Radiation Dose Calculator
Calculates effective radiation dose by combining absorbed dose, radiation type weighting, and tissue sensitivity. Used by medical physicists and radiation safety officers to assess biological risk from exposure.
About this calculator
Radiation dosimetry distinguishes three related quantities. Absorbed dose (D, in Gray or mGy) measures energy deposited per unit mass of tissue. Equivalent dose (H) multiplies D by the radiation weighting factor (wR), which accounts for the biological effectiveness of different radiation types — for example, gamma rays have wR = 1 while alpha particles have wR = 20. Effective dose (E) further multiplies by the tissue weighting factor (wT), reflecting how sensitive different organs are to radiation-induced harm. The formula used here is: E = (D × wR × wT) / t, where t is exposure time in hours, yielding a time-averaged effective dose rate. This metric allows comparison of doses from different sources and is the standard basis for regulatory dose limits set by the ICRP.
How to use
Suppose a patient receives an absorbed dose of 10 mGy from X-rays (wR = 1) to the lung (wT = 0.12) over 2 hours. Enter: Absorbed Dose = 10, Radiation Type factor = 1, Tissue Weighting Factor = 0.12, Exposure Time = 2. The calculator computes: (10 × 1 × 0.12) / 2 = 1.2 / 2 = 0.6 mSv/hr effective dose rate. This result helps a safety officer confirm the exposure stays within permissible occupational or diagnostic limits.
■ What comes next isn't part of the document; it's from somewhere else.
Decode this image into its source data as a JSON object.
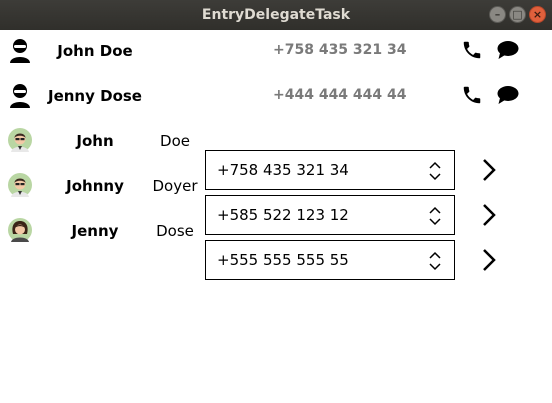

Frequently asked questions
What is the difference between absorbed dose and effective dose in radiation protection?
Absorbed dose measures the total energy deposited in tissue per kilogram, expressed in Gray (Gy). Effective dose goes further by weighting both the type of radiation and the sensitivity of the specific tissue irradiated, expressed in Sievert (Sv). A dose of 1 Gy from alpha particles is far more biologically damaging than 1 Gy from gamma rays because alpha particles have a much higher radiation weighting factor. Effective dose allows meaningful comparison of health risk across different exposure scenarios and radiation types.
Why does tissue weighting factor matter when calculating radiation dose?
Different organs and tissues vary greatly in their susceptibility to radiation-induced cancer and hereditary effects. The ICRP assigns tissue weighting factors (wT) that sum to 1.0 across the whole body, reflecting each organ's proportional contribution to total risk. For example, the gonads (wT = 0.08) and red bone marrow (wT = 0.12) are highly sensitive, while the skin (wT = 0.01) is much less so. Using the correct wT ensures that a dose to a radiosensitive organ is not underestimated when assessing overall biological risk.
When should a radiation worker use an effective dose calculator instead of just reading dosimeter output?
Dosimeters typically report absorbed dose or dose equivalent at the measurement point, but they do not account for which specific organ is being irradiated or the exact radiation type weighting for mixed fields. An effective dose calculator is needed when assessing partial-body exposures, comparing risk across different procedures, or demonstrating regulatory compliance with annual effective dose limits (e.g., 20 mSv/year under ICRP 103). It is especially important in nuclear medicine, interventional radiology, and industrial radiography where organ-specific exposures vary widely.